Der Staat ist auch hierzulande auf dem Weg, ein «Selbstbedienungsladen» zu werden, wie die NZZ mit Recht schreibt. Er setzt seine Mittel nicht mehr dort ein, wo sie für die Zukunft benötigt werden. Also für eine gute, moderne Infrastruktur, für Bildung, Forschung, Innovation etc. Sondern für den Konsum seiner Bürger, die immer neue Ansprüche erheben. An einen Staat, der jetzt schon über seine Verhältnisse lebt.
Das abschreckende Beispiel
Unser nördlicher Nachbar Deutschland hat es darin bekanntlich schon sehr viel weiter gebracht: Unter allen möglichen und unmöglichen Titeln werden Sozialleistungen verteilt, von der Kita bis zum beheizten Radweg. Oder etwa unter der Bezeichnung «Bürgergeld». Was für eine Verkehrung, ja Perversion: Einst waren es die Bürger, welche den Staat ausmachten, sich stolz als dessen Träger und Garanten fühlten.

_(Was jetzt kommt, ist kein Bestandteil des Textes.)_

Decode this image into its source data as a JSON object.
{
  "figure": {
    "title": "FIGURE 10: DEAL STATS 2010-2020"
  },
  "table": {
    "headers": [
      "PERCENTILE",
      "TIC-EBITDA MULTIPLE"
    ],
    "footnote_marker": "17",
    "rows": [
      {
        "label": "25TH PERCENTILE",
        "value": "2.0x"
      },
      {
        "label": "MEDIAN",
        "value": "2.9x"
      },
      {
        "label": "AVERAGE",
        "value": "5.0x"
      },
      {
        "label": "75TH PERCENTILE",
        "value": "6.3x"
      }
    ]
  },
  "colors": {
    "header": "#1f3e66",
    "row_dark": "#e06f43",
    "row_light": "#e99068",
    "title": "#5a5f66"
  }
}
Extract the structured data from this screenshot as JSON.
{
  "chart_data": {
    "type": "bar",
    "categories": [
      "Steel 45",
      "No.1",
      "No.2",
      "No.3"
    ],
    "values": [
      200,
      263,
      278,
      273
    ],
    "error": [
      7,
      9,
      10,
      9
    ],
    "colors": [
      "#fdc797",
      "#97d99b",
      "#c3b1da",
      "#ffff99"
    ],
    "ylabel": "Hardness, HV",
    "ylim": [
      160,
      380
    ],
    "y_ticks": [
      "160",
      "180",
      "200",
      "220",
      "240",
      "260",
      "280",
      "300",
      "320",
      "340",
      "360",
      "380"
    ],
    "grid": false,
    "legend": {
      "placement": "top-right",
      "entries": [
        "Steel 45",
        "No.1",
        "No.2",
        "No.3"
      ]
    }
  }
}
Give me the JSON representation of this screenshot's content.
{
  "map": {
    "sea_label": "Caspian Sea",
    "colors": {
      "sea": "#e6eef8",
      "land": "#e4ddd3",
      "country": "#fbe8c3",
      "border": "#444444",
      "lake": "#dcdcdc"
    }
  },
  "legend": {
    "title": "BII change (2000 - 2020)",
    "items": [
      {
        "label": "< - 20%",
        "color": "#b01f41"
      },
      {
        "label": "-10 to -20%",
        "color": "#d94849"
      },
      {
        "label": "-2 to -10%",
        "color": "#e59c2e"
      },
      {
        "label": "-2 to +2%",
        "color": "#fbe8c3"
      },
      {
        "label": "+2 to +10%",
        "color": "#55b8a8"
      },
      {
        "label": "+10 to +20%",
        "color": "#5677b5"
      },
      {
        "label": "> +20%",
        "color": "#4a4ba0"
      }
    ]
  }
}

Heute ist man in Deutschland ein Bürger, wenn man unter diesem Titel vom Staat Geld bezieht. Derweil aber verrotten Brücken, Strassen, Bahnlinien, Schulen – der höchstfinanzierte deutsche Staat aller Zeiten ist nicht mehr in der Lage, seine Infrastruktur im Schuss zu halten. Gleichzeitig sind seine Bürger mit eben diesem Staat und seiner Regierung unzufriedener denn je: Streiks ohne Ende, wachsende politische Extreme links und rechts. Nein, man sollte sich Deutschland nicht zum Vorbild nehmen.
Gottlieb F. Höpli (* 1943) wuchs auf einem Bauernhof in Wängi (TG) auf. A-Matur an der Kantonssschule Frauenfeld. Studien der Germanistik, Publizistik und Sozialwissenschaften in Zürich und Berlin, Liz.arbeit über den Theaterkritiker Alfred Kerr.
1968-78 journalistische Lehr- und Wanderjahre für Schweizer und deutsche Blätter (u.a. Thurgauer Zeitung, St.Galler Tagblatt) und das Schweizer Fernsehen. 1978-1994 Inlandredaktor NZZ; 1994-2009 Chefredaktor St.Galler Tagblatt. Bücher u.a.: Heute kein Fussball … und andere Tagblatt-Texte gegen den Strom; wohnt in Teufen AR.